With regard to immunogenicity, the humoral immune response was measured through IgG, which showed an immune response in the varicella group at 6 weeks (geometric mean fold ratio, 1.33; 95% confidence interval, 1.18-1.51), compared with the placebo group (GMFR, 1.02; 95% CI, 0.91-1.14); cell-mediated immune response was measured by interferon-gamma, which also showed an immune response in the live-vaccine group (GMFR, 1.49; 95% CI, 1.14-1.94), compared with participants who received placebo (GMFR, 1.14; 95% CI, 0.87-1.48). In preliminary 1-year data, IgG immune response was elevated in the varicella group (GMFR, 1.46; 95% CI, 1.08-1.99), but there was no elevated immune response for interferon-gamma (GMFR, 0.78; 95% CI, 0.49-1.25).

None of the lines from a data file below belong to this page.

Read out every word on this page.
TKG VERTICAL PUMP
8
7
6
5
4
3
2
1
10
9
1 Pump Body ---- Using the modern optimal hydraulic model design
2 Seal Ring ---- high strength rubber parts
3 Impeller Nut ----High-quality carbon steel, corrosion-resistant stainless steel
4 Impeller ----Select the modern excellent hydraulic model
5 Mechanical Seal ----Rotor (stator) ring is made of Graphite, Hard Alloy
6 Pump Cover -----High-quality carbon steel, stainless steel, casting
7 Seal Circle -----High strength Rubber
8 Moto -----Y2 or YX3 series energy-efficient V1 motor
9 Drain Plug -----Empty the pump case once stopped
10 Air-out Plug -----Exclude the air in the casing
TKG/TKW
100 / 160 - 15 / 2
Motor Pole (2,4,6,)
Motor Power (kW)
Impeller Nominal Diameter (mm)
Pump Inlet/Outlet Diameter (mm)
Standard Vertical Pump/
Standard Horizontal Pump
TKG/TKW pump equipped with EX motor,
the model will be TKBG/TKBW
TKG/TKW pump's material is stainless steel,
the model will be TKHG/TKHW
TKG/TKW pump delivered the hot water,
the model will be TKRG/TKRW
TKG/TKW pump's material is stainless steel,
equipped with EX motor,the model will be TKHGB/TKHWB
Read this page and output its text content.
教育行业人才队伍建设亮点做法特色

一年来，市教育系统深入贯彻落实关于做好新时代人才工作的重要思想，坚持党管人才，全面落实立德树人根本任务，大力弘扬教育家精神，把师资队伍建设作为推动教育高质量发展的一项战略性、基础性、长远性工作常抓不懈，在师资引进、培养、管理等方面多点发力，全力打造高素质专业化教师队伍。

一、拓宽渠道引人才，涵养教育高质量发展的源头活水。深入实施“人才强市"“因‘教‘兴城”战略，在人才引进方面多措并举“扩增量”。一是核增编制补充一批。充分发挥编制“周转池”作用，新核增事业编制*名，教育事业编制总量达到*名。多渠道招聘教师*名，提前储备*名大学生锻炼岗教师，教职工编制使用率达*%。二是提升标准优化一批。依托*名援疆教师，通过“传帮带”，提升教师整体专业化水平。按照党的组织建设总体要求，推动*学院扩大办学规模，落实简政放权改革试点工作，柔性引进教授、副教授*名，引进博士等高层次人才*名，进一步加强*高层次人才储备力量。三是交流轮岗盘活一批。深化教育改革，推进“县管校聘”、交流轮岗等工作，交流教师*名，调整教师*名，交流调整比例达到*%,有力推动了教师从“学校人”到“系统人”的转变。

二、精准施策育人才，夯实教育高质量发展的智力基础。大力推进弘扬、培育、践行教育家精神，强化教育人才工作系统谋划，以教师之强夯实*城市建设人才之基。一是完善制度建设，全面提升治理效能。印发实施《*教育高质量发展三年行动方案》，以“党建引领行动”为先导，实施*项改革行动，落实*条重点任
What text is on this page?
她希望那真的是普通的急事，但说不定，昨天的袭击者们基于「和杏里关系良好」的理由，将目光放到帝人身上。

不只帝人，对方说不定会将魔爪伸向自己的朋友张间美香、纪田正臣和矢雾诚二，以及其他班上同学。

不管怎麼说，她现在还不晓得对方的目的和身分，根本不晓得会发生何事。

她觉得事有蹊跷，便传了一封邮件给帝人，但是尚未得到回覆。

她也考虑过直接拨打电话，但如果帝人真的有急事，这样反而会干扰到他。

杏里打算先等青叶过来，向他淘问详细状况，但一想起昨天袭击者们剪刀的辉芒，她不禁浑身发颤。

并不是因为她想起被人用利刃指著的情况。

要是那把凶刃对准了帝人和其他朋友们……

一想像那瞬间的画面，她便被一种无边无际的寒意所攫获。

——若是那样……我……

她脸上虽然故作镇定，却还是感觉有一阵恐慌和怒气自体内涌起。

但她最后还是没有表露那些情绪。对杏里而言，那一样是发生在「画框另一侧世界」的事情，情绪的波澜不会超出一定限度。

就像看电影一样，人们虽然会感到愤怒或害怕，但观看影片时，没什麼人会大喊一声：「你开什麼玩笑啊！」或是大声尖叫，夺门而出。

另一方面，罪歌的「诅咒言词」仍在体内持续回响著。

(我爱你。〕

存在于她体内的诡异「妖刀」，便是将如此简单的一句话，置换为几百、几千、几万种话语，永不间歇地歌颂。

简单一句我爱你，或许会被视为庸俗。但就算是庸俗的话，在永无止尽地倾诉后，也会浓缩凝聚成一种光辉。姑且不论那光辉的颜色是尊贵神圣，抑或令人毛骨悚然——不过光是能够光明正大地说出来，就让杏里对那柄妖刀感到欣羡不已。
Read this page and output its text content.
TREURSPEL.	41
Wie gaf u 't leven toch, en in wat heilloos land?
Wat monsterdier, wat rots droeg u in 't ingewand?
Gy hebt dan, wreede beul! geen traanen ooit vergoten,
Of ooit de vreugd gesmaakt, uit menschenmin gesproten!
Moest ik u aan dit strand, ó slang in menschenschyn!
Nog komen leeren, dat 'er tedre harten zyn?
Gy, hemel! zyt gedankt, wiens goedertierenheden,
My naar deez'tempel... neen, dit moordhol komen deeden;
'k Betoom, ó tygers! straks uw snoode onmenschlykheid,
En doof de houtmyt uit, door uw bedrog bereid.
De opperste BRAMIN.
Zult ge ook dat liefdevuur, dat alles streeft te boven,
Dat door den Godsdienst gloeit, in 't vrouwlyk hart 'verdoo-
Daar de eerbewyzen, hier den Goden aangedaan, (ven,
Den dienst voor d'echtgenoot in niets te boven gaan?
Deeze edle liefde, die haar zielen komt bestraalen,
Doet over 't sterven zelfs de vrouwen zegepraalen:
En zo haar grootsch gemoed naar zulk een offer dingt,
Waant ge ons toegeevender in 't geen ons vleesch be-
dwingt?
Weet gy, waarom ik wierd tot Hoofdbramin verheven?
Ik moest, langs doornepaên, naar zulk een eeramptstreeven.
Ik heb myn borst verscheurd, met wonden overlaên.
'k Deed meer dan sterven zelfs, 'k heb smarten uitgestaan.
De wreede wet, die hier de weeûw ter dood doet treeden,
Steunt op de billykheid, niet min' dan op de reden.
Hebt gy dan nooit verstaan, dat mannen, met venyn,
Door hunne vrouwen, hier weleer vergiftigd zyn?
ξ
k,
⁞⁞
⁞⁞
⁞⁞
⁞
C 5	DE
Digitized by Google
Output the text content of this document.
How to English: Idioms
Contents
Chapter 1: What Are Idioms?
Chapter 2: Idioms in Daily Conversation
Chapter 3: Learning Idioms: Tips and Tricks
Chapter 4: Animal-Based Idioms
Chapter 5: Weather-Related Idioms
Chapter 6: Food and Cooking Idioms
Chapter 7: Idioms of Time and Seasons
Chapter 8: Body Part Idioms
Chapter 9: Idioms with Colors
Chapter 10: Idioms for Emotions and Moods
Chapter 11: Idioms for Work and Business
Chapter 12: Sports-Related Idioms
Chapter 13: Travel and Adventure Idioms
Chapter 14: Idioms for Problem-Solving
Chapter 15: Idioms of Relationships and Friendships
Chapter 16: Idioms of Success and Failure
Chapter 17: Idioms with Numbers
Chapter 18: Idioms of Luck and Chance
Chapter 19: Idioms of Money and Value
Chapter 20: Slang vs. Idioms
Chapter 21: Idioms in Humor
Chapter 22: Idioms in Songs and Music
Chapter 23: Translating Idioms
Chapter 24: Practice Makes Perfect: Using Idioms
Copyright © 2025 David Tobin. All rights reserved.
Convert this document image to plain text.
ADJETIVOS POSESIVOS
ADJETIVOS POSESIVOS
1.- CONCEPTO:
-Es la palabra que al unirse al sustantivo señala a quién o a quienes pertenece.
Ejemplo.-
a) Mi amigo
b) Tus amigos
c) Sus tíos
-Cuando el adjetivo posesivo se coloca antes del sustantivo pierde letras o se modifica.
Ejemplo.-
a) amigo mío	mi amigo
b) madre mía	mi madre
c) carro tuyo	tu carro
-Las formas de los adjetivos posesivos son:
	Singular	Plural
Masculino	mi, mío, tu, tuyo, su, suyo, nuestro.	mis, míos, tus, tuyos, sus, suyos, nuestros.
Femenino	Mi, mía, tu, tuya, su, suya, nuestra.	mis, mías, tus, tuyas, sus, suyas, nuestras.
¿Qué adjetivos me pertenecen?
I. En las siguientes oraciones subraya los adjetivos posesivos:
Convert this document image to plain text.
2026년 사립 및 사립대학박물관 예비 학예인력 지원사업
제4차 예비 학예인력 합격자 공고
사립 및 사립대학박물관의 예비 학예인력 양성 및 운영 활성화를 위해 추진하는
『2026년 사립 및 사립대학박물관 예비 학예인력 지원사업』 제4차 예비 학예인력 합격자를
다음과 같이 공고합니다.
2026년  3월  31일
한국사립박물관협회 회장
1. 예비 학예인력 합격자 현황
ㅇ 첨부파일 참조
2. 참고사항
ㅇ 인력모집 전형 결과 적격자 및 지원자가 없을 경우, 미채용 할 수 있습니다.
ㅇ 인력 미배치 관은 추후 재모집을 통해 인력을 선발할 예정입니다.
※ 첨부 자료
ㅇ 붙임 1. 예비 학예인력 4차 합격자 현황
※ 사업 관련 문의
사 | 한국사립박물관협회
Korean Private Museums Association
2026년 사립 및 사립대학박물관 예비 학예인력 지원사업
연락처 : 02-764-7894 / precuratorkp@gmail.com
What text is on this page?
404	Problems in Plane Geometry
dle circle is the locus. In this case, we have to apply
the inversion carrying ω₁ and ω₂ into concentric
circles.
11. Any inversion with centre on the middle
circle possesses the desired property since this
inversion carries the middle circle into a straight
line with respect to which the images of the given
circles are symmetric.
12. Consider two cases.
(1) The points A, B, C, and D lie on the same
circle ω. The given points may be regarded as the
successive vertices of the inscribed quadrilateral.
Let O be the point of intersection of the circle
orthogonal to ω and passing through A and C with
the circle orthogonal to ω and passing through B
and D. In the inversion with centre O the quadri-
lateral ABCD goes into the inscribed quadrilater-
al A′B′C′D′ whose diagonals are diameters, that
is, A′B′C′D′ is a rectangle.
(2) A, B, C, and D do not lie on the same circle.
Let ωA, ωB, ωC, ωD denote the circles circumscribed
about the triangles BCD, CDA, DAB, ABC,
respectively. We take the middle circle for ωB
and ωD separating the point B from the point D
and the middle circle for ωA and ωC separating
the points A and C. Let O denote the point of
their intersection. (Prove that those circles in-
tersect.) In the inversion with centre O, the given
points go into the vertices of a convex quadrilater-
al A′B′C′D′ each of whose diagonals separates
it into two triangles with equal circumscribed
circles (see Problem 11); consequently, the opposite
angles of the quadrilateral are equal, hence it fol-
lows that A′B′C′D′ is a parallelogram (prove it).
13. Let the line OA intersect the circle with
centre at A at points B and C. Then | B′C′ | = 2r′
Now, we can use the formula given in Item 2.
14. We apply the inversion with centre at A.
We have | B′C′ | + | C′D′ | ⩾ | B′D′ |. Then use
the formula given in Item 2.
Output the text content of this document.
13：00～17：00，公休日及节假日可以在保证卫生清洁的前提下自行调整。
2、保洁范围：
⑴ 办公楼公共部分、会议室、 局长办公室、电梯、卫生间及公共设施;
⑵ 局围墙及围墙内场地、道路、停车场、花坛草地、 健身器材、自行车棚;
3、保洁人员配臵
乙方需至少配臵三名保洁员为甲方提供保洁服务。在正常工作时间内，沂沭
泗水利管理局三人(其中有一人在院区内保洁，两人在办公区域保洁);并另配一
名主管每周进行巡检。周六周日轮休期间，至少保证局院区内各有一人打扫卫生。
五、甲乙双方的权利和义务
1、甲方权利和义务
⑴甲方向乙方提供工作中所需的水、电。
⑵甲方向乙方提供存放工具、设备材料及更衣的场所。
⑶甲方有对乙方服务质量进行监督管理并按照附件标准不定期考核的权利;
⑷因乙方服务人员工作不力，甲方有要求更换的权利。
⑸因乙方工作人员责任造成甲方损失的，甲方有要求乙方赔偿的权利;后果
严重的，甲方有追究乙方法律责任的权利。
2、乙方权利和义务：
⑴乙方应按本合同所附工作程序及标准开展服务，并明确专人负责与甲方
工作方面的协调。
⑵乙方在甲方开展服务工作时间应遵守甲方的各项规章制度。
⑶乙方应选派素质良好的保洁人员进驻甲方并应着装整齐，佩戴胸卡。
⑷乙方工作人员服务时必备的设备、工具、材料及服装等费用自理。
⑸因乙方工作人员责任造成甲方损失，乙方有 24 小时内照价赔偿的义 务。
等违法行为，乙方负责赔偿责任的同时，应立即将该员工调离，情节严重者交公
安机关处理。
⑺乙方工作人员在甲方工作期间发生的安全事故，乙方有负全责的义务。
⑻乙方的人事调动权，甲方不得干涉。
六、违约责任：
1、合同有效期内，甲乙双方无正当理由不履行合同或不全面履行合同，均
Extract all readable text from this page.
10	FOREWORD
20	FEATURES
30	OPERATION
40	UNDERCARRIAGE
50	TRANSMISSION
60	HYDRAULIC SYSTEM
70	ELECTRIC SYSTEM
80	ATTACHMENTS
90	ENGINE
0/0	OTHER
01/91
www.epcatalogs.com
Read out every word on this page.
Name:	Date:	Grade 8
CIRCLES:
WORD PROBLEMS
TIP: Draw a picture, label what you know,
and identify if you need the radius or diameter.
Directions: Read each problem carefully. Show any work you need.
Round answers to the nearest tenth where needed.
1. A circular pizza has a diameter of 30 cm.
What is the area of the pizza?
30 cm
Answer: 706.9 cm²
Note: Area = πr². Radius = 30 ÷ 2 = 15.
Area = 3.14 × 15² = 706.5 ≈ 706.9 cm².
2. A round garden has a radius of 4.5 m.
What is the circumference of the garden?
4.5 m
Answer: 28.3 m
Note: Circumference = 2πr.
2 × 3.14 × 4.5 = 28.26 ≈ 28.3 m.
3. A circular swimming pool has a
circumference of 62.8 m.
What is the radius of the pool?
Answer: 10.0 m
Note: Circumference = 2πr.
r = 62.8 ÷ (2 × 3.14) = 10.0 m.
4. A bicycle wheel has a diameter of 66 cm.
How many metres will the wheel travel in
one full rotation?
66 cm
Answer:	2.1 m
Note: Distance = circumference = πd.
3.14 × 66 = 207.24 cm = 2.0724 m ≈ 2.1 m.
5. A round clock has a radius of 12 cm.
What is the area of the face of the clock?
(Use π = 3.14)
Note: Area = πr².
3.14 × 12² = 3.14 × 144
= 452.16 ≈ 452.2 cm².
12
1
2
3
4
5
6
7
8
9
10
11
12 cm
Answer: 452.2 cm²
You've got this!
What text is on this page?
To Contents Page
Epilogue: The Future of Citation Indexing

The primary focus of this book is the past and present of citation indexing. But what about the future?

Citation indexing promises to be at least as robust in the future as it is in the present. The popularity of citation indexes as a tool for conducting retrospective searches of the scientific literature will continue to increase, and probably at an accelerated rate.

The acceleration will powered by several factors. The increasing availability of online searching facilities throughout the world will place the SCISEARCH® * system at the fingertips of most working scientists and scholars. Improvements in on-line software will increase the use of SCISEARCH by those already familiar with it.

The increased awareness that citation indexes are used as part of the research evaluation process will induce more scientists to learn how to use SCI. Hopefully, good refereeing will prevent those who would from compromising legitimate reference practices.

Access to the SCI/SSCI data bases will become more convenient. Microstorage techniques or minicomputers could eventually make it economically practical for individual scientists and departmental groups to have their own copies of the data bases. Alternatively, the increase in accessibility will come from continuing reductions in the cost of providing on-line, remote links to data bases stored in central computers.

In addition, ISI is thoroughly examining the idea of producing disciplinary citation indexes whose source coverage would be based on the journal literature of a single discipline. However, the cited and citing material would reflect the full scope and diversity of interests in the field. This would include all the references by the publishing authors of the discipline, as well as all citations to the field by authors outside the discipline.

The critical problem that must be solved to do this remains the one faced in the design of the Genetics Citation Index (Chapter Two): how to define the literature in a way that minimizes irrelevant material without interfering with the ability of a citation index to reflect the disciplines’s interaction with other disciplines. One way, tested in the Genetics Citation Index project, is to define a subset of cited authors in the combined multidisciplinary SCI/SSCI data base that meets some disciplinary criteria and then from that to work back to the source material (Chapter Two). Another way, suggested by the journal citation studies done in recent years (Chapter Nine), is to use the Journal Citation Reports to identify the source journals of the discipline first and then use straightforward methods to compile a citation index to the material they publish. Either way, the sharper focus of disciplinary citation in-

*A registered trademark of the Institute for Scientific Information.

“I think the trial is encouraging not only for its result with the live zoster vaccine and TNF-treated patients, but also challenge the notion that, if you need to, a live-virus vaccine may in fact be able to be safely given to people with autoimmune and inflammatory diseases, even those treated with biologics like tumor necrosis factor inhibitors,” Dr. Curtis said.

As patients in VERVE consented to long-term follow-up in health plan claims and EHR data, it will be possible to follow these patients in the future to assess herpes zoster reactivation. Dr. Curtis also noted that a new trial involving the recombinant, adjuvanted zoster vaccine (Shingrix) is currently in development and should begin next year.

The VERVE trial was supported by the National Institute of Arthritis and Musculoskeletal and Skin Diseases. Dr. Curtis reported serving as a current member of the Center for Disease Control and Prevention’s Advisory Committee on Immunization Practices Herpes Zoster Work Group. He and some of the other authors reported financial relationships with many pharmaceutical companies.